И вдруг — о чудо! — муллу окликнул один из скучающих торговцев шашлыком. Никто не покупал его шашлык, угли горели без толку, а дивные ароматы жареного мяса уплывали в никуда, минуя обоняние правоверных.
— Послушай, мулла! — протянул он руку, когда тот уже собирался было пройти мимо, уверенный, что и здесь ему ничего не светит.
— Да? — мгновенно оживился мулла, лисой шмыгнув к самому мангалу и втягивая носом чудные запахи.
Насреддин остановился, и с ним вместе остановились Саид и Икрам. Ходже было крайне любопытно, чем-то это закончится.

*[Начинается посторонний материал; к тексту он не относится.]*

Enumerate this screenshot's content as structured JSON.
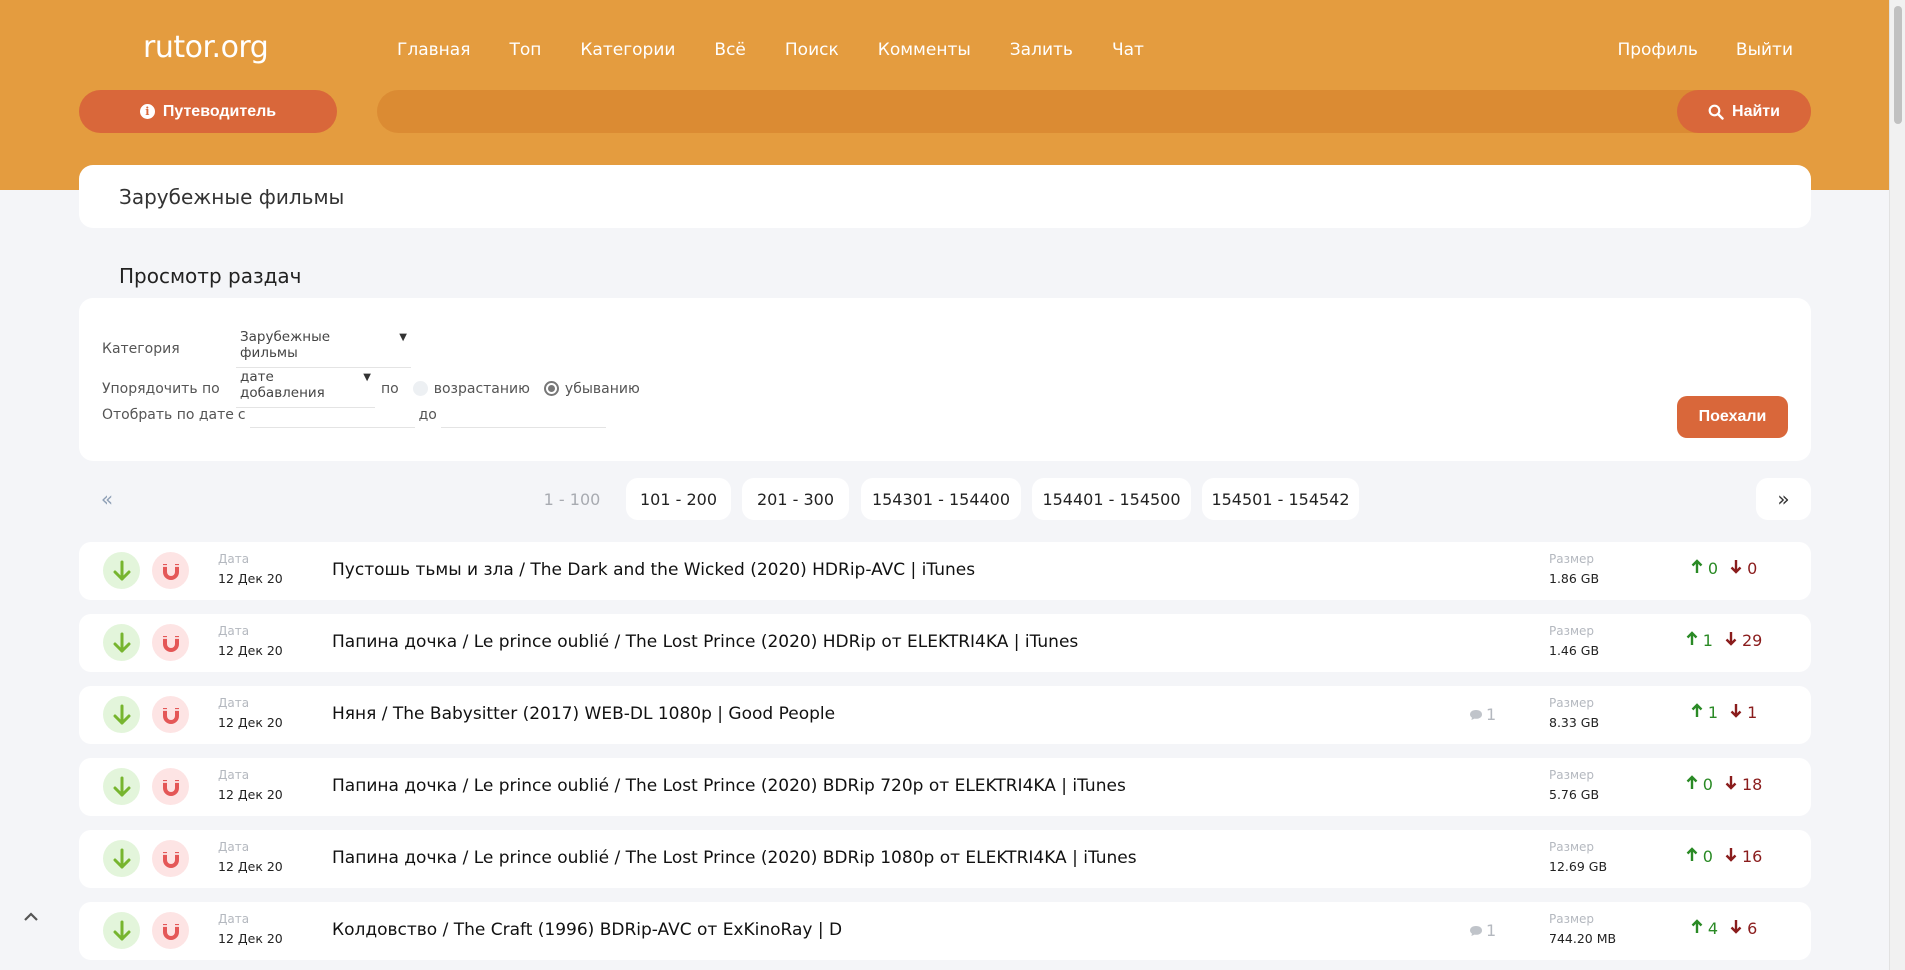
{
  "header": {
    "logo": "rutor.org",
    "nav": [
      "Главная",
      "Топ",
      "Категории",
      "Всё",
      "Поиск",
      "Комменты",
      "Залить",
      "Чат"
    ],
    "nav_right": [
      "Профиль",
      "Выйти"
    ],
    "guide_label": "Путеводитель",
    "search_value": "",
    "search_label": "Найти"
  },
  "section_title": "Зарубежные фильмы",
  "subheading": "Просмотр раздач",
  "filters": {
    "category_label": "Категория",
    "category_value": "Зарубежные фильмы",
    "order_label": "Упорядочить по",
    "order_value": "дате добавления",
    "order_by_word": "по",
    "asc_label": "возрастанию",
    "desc_label": "убыванию",
    "date_label": "Отобрать по дате",
    "date_from": "с",
    "date_to": "до",
    "go_label": "Поехали"
  },
  "pagination": {
    "prev": "«",
    "next": "»",
    "current": "1 - 100",
    "pages": [
      "101 - 200",
      "201 - 300",
      "154301 - 154400",
      "154401 - 154500",
      "154501 - 154542"
    ]
  },
  "labels": {
    "date": "Дата",
    "size": "Размер"
  },
  "torrents": [
    {
      "date": "12 Дек 20",
      "title": "Пустошь тьмы и зла / The Dark and the Wicked (2020) HDRip-AVC | iTunes",
      "comments": "",
      "size": "1.86 GB",
      "seeders": "0",
      "leechers": "0"
    },
    {
      "date": "12 Дек 20",
      "title": "Папина дочка / Le prince oublié / The Lost Prince (2020) HDRip от ELEKTRI4KA | iTunes",
      "comments": "",
      "size": "1.46 GB",
      "seeders": "1",
      "leechers": "29"
    },
    {
      "date": "12 Дек 20",
      "title": "Няня / The Babysitter (2017) WEB-DL 1080p | Good People",
      "comments": "1",
      "size": "8.33 GB",
      "seeders": "1",
      "leechers": "1"
    },
    {
      "date": "12 Дек 20",
      "title": "Папина дочка / Le prince oublié / The Lost Prince (2020) BDRip 720p от ELEKTRI4KA | iTunes",
      "comments": "",
      "size": "5.76 GB",
      "seeders": "0",
      "leechers": "18"
    },
    {
      "date": "12 Дек 20",
      "title": "Папина дочка / Le prince oublié / The Lost Prince (2020) BDRip 1080p от ELEKTRI4KA | iTunes",
      "comments": "",
      "size": "12.69 GB",
      "seeders": "0",
      "leechers": "16"
    },
    {
      "date": "12 Дек 20",
      "title": "Колдовство / The Craft (1996) BDRip-AVC от ExKinoRay | D",
      "comments": "1",
      "size": "744.20 MB",
      "seeders": "4",
      "leechers": "6"
    }
  ],
  "colors": {
    "header": "#e49c3f",
    "accent": "#d9673a",
    "seed": "#2a8a25",
    "leech": "#8a1c1c"
  }
}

— Скажи, о мудрый мулла, будет ли Аллах сегодня милостив ко мне? Моя торговля хиреет, никто ничего не берет, — осведомился шашлычник с кислой физиономией, подпирая челюсть ладонью. Другой рукой он без толку поворачивал сложенный стопкой в сторонке от горящих углей уже готовый шашлык на длинных шампурах.
— О торговец дивным шашлыком, — облизнулся мулла, пуская слюни и закатывая глаза, а его пустое пузо отозвалось голодным плотоядным урчанием, — твой день будет удачен как никогда, если ты пожертвуешь Аллаху палочку, а лучше две. Верь мне!
— Ты уверен? — с сомнением уставился шашлычник на муллу.
— Не сомневайся. Моими устами с тобой говорит сам господь! — и мулла протянул пальцы к шампурам.
— М-м, — заколебался шашлычник, накрывая шашлык глиняной тарелкой.
— Знай же, о человек, — обиделся мулла, — твоя торговля не протянет и до конца месяца, если ты будешь таким жадиной. Ведь жадность — великий грех, проклятие рода человеческого! Но щедрость всегда вознаграждается сполна.
— Ладно, берите, — сдался шашлычник, протягивая мулле одну палочку. Ходжа прекрасно видел, что ему вовсе не хочется этого делать, но страх перед муллой и его проклятиями засел в нем так глубоко, что обороть его не было сил.
— Две! — показал мулла два пальца. — Не жадничай.
Шашлычник вздохнул и потянул из-под тарелки вторую палочку.
— Ну, раз уж ты раздаешь свой шашлык за пустые слова, тогда и мне дай, — приблизился Насреддин к мангалу. — Я тебе сейчас столько всего наговорю — закачаешься.
— Ты! — подпрыгнул мулла от неожиданности, едва не выронив из рук шампур. — Опять ты, нечестивая собака, старый хорек с жалом гадюки!
— Я, — просто ответил мулле ходжа.
— Чего тебе опять надо? — взвизгнул мулла.
— Я покупаю шашлык — меня устраивает его цена. Ты уже купил?
— Вшивый оборванец! Облезлый верблюд! — все продолжал распаляться мулла, сыпля оскорблениями. — Чтоб тебя скривило, чтоб твой поганый язык завязался в три узла, чтоб…
— Благодарю за добрые пожелания, мулла. Но знаешь, меня столько уже проклинали, но до сих пор я не лишился даже волоса из своей бороды. Однако, мы отвлеклись от дела, — ходжа отвернулся от пышущего жаром не хуже углей, лежащих в мангале, муллы и сказал шашлычнику: — Уважаемый, дай и мне три палочки.